1. Surveillance of city residents that is funded by private dollars and done in secret is a violation of the public trust and seems to cross a line of legality under the Fourth Amendment to the US Constitution. Following on the discovery of the use of Stingray technology by police, it makes one wonder what other programs are being used by the Baltimore police without public knowledge.

2. Militarizing the police further than they already are is a problem when we should be doing the opposite. The police need to become public servants who are accountable to the public.

3. This is a huge waste of resources - if the city did decide to fund it, it would waste dollars that should be used to solve the underlying crises of poverty and lack of education, jobs, affordable homes and access to health care that fuel violence and crime in our city. The recent DOJ report found that Baltimore City Police are already overusing resources such as the use of police helicopters to enforce nuisance laws.

4. Constant aerial surveillance fuels the 'warrior mentality' that the DOJ report also found to be a problem with police in Baltimore. Police are trained to be the opposite of what they should be: public servants.

. It has a real potential for abuse and charging innocent people with crimes because they are in an area where a crime is committed. We've already seen abuse of that in the city, especially with the case of Keith Davis, Jr.

We must totally transform the way that policing is done in Baltimore City, in Maryland and across the country. Instead of violating our constitutional rights, law enforcement and policy makers must take meaningful steps to stop criminalizing our population, to reduce wealth inequality and to guarantee that people have access to basic necessities.

This surveillance program should be immediately stopped.
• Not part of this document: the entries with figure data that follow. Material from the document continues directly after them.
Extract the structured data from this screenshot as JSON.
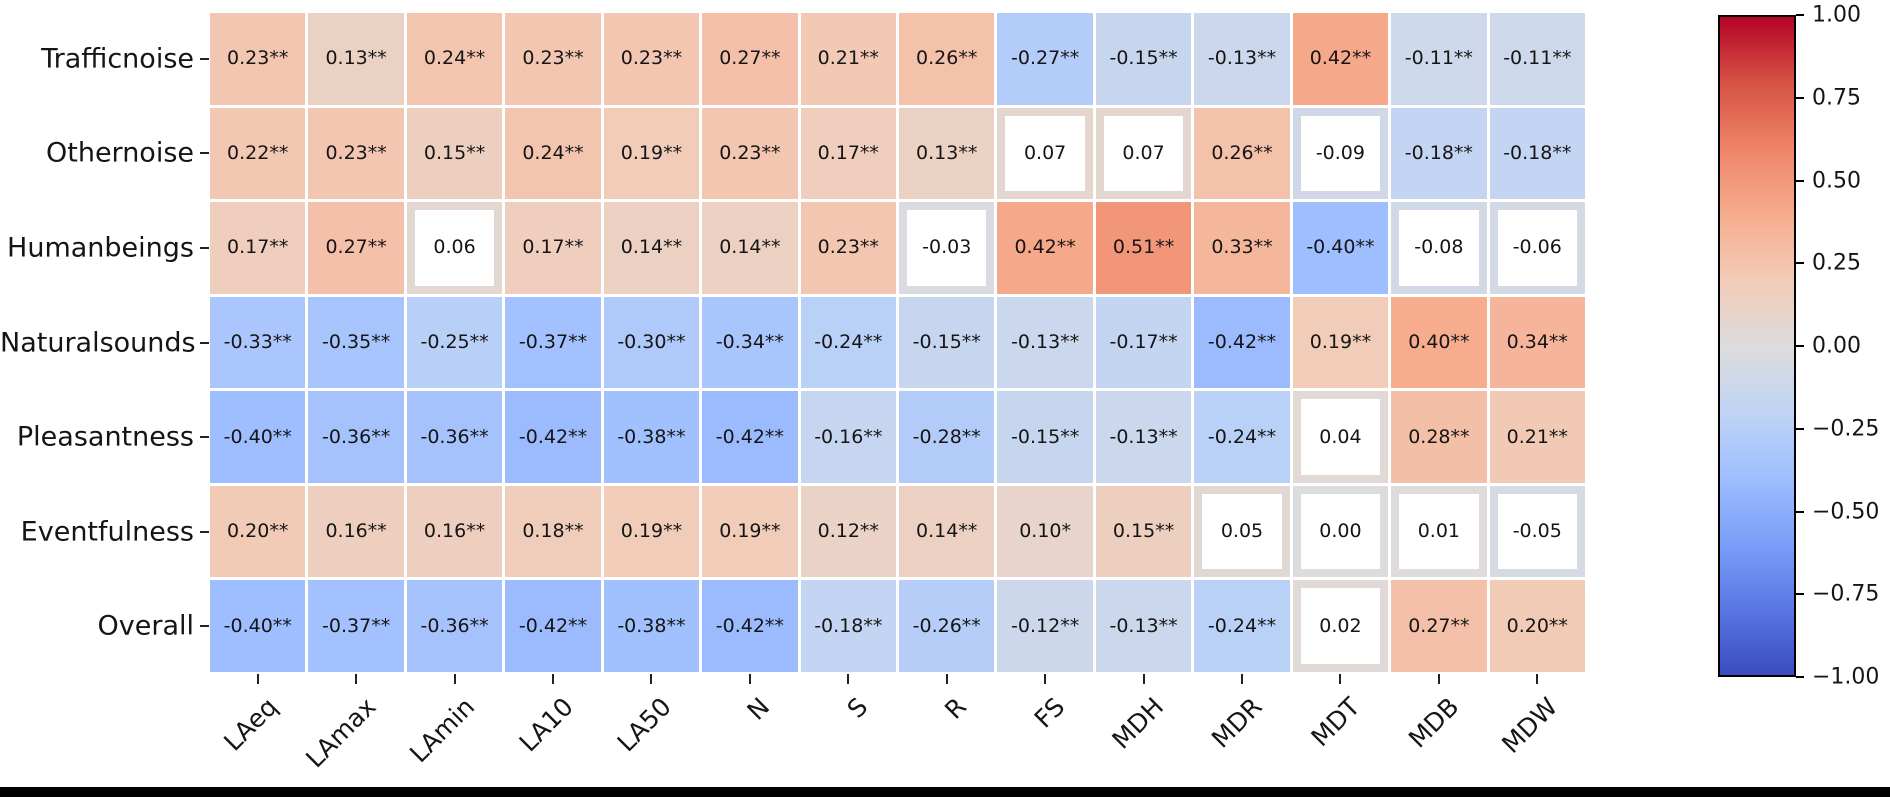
{
  "figure": {
    "background": "#ffffff",
    "bottom_edge_color": "#000000"
  },
  "chart_data": {
    "type": "heatmap",
    "title": "",
    "rows": [
      "Trafficnoise",
      "Othernoise",
      "Humanbeings",
      "Naturalsounds",
      "Pleasantness",
      "Eventfulness",
      "Overall"
    ],
    "columns": [
      "LAeq",
      "LAmax",
      "LAmin",
      "LA10",
      "LA50",
      "N",
      "S",
      "R",
      "FS",
      "MDH",
      "MDR",
      "MDT",
      "MDB",
      "MDW"
    ],
    "labels": [
      [
        "0.23**",
        "0.13**",
        "0.24**",
        "0.23**",
        "0.23**",
        "0.27**",
        "0.21**",
        "0.26**",
        "-0.27**",
        "-0.15**",
        "-0.13**",
        "0.42**",
        "-0.11**",
        "-0.11**"
      ],
      [
        "0.22**",
        "0.23**",
        "0.15**",
        "0.24**",
        "0.19**",
        "0.23**",
        "0.17**",
        "0.13**",
        "0.07",
        "0.07",
        "0.26**",
        "-0.09",
        "-0.18**",
        "-0.18**"
      ],
      [
        "0.17**",
        "0.27**",
        "0.06",
        "0.17**",
        "0.14**",
        "0.14**",
        "0.23**",
        "-0.03",
        "0.42**",
        "0.51**",
        "0.33**",
        "-0.40**",
        "-0.08",
        "-0.06"
      ],
      [
        "-0.33**",
        "-0.35**",
        "-0.25**",
        "-0.37**",
        "-0.30**",
        "-0.34**",
        "-0.24**",
        "-0.15**",
        "-0.13**",
        "-0.17**",
        "-0.42**",
        "0.19**",
        "0.40**",
        "0.34**"
      ],
      [
        "-0.40**",
        "-0.36**",
        "-0.36**",
        "-0.42**",
        "-0.38**",
        "-0.42**",
        "-0.16**",
        "-0.28**",
        "-0.15**",
        "-0.13**",
        "-0.24**",
        "0.04",
        "0.28**",
        "0.21**"
      ],
      [
        "0.20**",
        "0.16**",
        "0.16**",
        "0.18**",
        "0.19**",
        "0.19**",
        "0.12**",
        "0.14**",
        "0.10*",
        "0.15**",
        "0.05",
        "0.00",
        "0.01",
        "-0.05"
      ],
      [
        "-0.40**",
        "-0.37**",
        "-0.36**",
        "-0.42**",
        "-0.38**",
        "-0.42**",
        "-0.18**",
        "-0.26**",
        "-0.12**",
        "-0.13**",
        "-0.24**",
        "0.02",
        "0.27**",
        "0.20**"
      ]
    ],
    "values": [
      [
        0.23,
        0.13,
        0.24,
        0.23,
        0.23,
        0.27,
        0.21,
        0.26,
        -0.27,
        -0.15,
        -0.13,
        0.42,
        -0.11,
        -0.11
      ],
      [
        0.22,
        0.23,
        0.15,
        0.24,
        0.19,
        0.23,
        0.17,
        0.13,
        0.07,
        0.07,
        0.26,
        -0.09,
        -0.18,
        -0.18
      ],
      [
        0.17,
        0.27,
        0.06,
        0.17,
        0.14,
        0.14,
        0.23,
        -0.03,
        0.42,
        0.51,
        0.33,
        -0.4,
        -0.08,
        -0.06
      ],
      [
        -0.33,
        -0.35,
        -0.25,
        -0.37,
        -0.3,
        -0.34,
        -0.24,
        -0.15,
        -0.13,
        -0.17,
        -0.42,
        0.19,
        0.4,
        0.34
      ],
      [
        -0.4,
        -0.36,
        -0.36,
        -0.42,
        -0.38,
        -0.42,
        -0.16,
        -0.28,
        -0.15,
        -0.13,
        -0.24,
        0.04,
        0.28,
        0.21
      ],
      [
        0.2,
        0.16,
        0.16,
        0.18,
        0.19,
        0.19,
        0.12,
        0.14,
        0.1,
        0.15,
        0.05,
        0.0,
        0.01,
        -0.05
      ],
      [
        -0.4,
        -0.37,
        -0.36,
        -0.42,
        -0.38,
        -0.42,
        -0.18,
        -0.26,
        -0.12,
        -0.13,
        -0.24,
        0.02,
        0.27,
        0.2
      ]
    ],
    "vmin": -1,
    "vmax": 1,
    "colormap": "coolwarm",
    "colormap_stops": [
      "#3b4cc0",
      "#5977e3",
      "#7b9ff9",
      "#9ebeff",
      "#c0d4f5",
      "#dddcdc",
      "#f2cbb7",
      "#f7ac8e",
      "#ee8468",
      "#d65244",
      "#b40426"
    ],
    "mask_rule": "cells without an asterisk are drawn as a white inset box over the cell color",
    "grid_line_color": "#ffffff",
    "colorbar": {
      "position": "right",
      "tick_labels": [
        "1.00",
        "0.75",
        "0.50",
        "0.25",
        "0.00",
        "−0.25",
        "−0.50",
        "−0.75",
        "−1.00"
      ],
      "tick_values": [
        1.0,
        0.75,
        0.5,
        0.25,
        0.0,
        -0.25,
        -0.5,
        -0.75,
        -1.0
      ]
    }
  }
}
There should be a public debate on whether constant aerial surveillance is a tactic the communities of Baltimore want. The city should review the legality of constant aerial surveillance. And, all records of surveillance should be reviewed to see if African American and poor communities are being targeted, as the DOJ report shows that Baltimore police act in a racially discriminatory way.

Real security means that people have access to health care, housing, education and jobs with a living wage. When this is accomplished, and the police serve the public, there will be justice and there will be peace.